There are 22 medical colleges in the country where around 2,500 seats are available for medical studies. Private medical institutions outnumber government-owned colleges. The government has separated seats for students under the full and partial scholarship schemes at the government and non-government colleges, besides allowing seats to those who want to pursue studies by paying tuition fees.

Political connection
One cannot deny that whenever the country's political situation gets fluid, private college proprietors are quick to rear their ugly heads to impose increased fees on hapless students. As these owners possess enough resources at their disposal, they often get closer to the politicians and political parties. They try to take advantage of their closeness to the leaders and parties. Our authority should allow none of them to take such benefits so that the pupils would not find themselves at the receiving end.

The existing anomalies must end, once and for all. We should not forget that once they compel a student to pay hefty fees as additional charges, the parents suffer the most.
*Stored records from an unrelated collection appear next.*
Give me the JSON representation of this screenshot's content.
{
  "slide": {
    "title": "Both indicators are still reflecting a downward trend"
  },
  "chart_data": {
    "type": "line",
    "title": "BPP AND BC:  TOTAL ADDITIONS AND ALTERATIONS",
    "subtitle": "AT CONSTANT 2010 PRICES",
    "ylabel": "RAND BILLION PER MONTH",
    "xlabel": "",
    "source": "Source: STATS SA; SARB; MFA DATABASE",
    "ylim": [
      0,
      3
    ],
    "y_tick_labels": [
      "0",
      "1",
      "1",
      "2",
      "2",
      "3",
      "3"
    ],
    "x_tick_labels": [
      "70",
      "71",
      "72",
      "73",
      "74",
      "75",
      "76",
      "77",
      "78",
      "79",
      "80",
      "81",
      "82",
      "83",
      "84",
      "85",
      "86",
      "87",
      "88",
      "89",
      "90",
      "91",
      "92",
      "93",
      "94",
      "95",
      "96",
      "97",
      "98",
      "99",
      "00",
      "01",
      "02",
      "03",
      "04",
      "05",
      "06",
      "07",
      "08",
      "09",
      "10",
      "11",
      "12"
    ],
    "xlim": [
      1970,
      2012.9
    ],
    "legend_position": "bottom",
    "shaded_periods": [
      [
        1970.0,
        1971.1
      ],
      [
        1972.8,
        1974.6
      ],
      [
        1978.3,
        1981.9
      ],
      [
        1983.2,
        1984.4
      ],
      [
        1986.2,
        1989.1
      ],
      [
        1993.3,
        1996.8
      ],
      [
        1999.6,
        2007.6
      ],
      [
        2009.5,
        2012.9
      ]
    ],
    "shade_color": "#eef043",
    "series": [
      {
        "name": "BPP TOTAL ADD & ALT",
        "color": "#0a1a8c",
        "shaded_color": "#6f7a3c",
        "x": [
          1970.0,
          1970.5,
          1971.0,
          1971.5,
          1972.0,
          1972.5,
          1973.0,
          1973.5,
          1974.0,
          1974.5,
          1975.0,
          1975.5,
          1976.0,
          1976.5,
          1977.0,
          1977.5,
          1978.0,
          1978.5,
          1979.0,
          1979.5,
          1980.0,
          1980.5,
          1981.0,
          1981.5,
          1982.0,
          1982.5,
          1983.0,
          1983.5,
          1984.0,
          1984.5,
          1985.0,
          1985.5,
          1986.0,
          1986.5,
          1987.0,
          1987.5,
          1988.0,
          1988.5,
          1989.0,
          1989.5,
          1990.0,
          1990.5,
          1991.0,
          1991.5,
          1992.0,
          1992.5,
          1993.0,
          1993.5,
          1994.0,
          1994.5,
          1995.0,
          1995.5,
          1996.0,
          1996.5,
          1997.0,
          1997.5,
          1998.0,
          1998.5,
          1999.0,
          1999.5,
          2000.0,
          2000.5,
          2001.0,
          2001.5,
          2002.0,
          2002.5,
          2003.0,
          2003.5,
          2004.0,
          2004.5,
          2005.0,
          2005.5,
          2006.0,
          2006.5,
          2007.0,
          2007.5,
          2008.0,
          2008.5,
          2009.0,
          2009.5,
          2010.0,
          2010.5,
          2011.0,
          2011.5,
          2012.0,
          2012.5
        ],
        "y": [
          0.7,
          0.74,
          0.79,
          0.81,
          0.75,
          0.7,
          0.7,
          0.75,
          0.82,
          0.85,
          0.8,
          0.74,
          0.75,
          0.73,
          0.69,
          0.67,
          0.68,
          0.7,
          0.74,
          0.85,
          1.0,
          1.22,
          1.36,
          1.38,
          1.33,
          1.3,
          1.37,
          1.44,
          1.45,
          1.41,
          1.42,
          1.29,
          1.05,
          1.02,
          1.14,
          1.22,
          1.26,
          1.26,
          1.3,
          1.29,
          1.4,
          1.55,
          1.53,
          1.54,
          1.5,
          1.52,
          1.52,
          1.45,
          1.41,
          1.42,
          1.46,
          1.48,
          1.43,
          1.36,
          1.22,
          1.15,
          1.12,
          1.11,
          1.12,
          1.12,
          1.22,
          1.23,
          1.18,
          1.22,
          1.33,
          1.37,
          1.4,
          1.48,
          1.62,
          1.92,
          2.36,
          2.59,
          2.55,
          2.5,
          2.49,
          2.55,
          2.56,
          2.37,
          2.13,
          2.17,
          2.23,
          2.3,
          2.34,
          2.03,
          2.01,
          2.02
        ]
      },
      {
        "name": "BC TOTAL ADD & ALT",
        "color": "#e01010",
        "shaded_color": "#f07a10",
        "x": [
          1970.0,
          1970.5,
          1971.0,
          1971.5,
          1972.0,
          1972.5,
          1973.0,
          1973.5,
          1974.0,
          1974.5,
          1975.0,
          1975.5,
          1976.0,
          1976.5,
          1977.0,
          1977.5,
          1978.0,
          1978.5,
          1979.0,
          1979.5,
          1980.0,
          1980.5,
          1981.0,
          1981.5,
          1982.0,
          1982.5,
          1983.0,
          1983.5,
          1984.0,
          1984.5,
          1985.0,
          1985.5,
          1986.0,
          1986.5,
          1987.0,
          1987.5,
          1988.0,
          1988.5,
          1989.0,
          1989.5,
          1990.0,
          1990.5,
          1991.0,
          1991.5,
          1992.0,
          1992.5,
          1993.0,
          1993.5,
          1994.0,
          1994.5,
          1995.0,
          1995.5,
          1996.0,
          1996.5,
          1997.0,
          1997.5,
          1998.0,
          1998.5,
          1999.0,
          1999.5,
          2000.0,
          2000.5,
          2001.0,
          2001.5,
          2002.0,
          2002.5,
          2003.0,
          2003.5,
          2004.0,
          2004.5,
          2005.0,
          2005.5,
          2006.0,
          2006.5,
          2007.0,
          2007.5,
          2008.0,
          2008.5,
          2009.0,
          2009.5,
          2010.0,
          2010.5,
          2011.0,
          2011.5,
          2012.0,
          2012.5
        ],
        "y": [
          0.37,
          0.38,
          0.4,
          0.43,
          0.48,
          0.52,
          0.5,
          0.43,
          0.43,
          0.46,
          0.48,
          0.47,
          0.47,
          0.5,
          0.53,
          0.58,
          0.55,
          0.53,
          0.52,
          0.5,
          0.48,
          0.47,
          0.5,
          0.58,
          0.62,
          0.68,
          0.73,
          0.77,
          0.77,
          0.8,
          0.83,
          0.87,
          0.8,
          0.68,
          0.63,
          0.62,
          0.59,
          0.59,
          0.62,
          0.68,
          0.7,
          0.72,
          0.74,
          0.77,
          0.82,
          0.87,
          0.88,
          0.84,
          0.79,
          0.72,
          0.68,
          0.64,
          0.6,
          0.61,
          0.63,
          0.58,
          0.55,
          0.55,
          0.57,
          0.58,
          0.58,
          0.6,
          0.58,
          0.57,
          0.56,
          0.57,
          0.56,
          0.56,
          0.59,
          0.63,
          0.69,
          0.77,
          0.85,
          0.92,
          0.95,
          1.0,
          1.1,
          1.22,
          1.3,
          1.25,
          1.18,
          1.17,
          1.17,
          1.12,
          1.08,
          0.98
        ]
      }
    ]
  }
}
The students who complete the course can try their best to recoup the expenses for which they can go to any limit when he/she starts a career in the medical field.

Truly, quality health services in the nation have remained out of reach of a large population because they are expensive. The poor, lower middle class and middle class cannot think about getting medical services at the private hospitals of the capital and elsewhere. To make matters worse, negligible health insurance policies exist, impeding people from having easy access to standard health services. Private operators' greedy nature is one reason behind the country's pitiful health service system. The anomaly of imposing excessive fees makes a future doctor less inclined towards imparting quality services to needy patients. But it makes them extremely desirous to extract payments from patients using different methods.